Sunday, January 10, 2010

A Trip to Qingdao: Preamble

8:20 Sunday evening: After having all day to get to the bus station, I arrive with a few minutes to spare. I am informed that I am not allowed to bring my bottle of deodorant on the bus because it's flammable. After arguing with the guard for a while, I start to feel a little flammable myself, but I let it go. Bad news for anyone who has to travel in the same vicinity as me for the next four days, though.
8:30 I board the bus. A movie starts.
9:00 The lights go out.
9:30 The movie goes out.
9:35 The inevitable snoring starts. However, this isn't just regular loud snoring. This dude seems to have every nasal deviation possible. He's snoring through his nose, mouth, throat, and possibly ears.
10:30 I have almost grown accustomed to the snoring.
10:31 The snoring changes rhythm and, sickeningly, form. Now it involves a puddle (blob? stream?) of phlegm that vibrates with a wet sound at every breath. It was, I assure you, every bit as disgusting as it sounds.
11:00 Someone Everyone has finally gotten tired of listening to this guy and after plenty of “humphing,” loud coughing, and possibly a flying ashtray, the snoring has mercifully stopped.
11:15 I begin to get drowsy, so I take out my contacts and go to the bathroom.
11:20 Now I can't sleep.
2:00 Finally, having exhausted every line of thought possible, my brain gets tired of mentally flogging me and I drift off.

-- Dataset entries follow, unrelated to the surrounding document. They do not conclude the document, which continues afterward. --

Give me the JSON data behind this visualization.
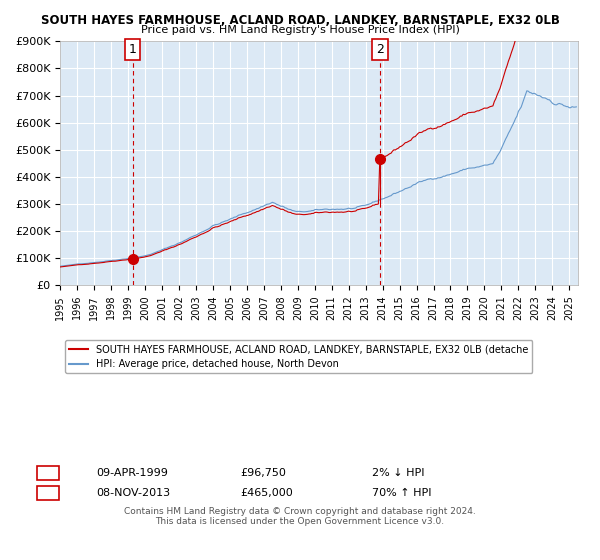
{
  "title1": "SOUTH HAYES FARMHOUSE, ACLAND ROAD, LANDKEY, BARNSTAPLE, EX32 0LB",
  "title2": "Price paid vs. HM Land Registry's House Price Index (HPI)",
  "ylabel": "",
  "background_color": "#dce9f5",
  "plot_bg": "#dce9f5",
  "legend_line1": "SOUTH HAYES FARMHOUSE, ACLAND ROAD, LANDKEY, BARNSTAPLE, EX32 0LB (detache",
  "legend_line2": "HPI: Average price, detached house, North Devon",
  "annotation1_label": "1",
  "annotation1_date": "09-APR-1999",
  "annotation1_price": "£96,750",
  "annotation1_hpi": "2% ↓ HPI",
  "annotation2_label": "2",
  "annotation2_date": "08-NOV-2013",
  "annotation2_price": "£465,000",
  "annotation2_hpi": "70% ↑ HPI",
  "footer": "Contains HM Land Registry data © Crown copyright and database right 2024.\nThis data is licensed under the Open Government Licence v3.0.",
  "red_line_color": "#cc0000",
  "blue_line_color": "#6699cc",
  "vline_color": "#cc0000",
  "marker_color": "#cc0000",
  "purchase1_year": 1999.27,
  "purchase1_price": 96750,
  "purchase2_year": 2013.85,
  "purchase2_price": 465000,
  "ylim": [
    0,
    900000
  ],
  "xlim_start": 1995.0,
  "xlim_end": 2025.5
}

4:50 We arrive in Qingdao.
4:50:30 Every Chinese person is off the bus. How they woke up from a sound sleep, got all their belongings together and got off the bus so fast, I will never know.
4:52 Still groggy, I finally get off the bus. The driver looks like he wants to punch me.
5:40 I arrive at my hostel after passing it twice. Apparently I didn't notice the “youth hostel” in small print on a huge sign for a cafe/lounge. On the other hand, I spent 30 minutes looking for 61 Jining Lu when I was supposed to be looking for 31 Jining Lu. Stupidity always seems to rear its ugly head in the worst situations.
6:00 I collapse in bed and try to think of beautiful Bavarian barmaids serving me cold beer. Instead, my last thought before going to sleep is, “Crap, I forgot my cell phone charger.”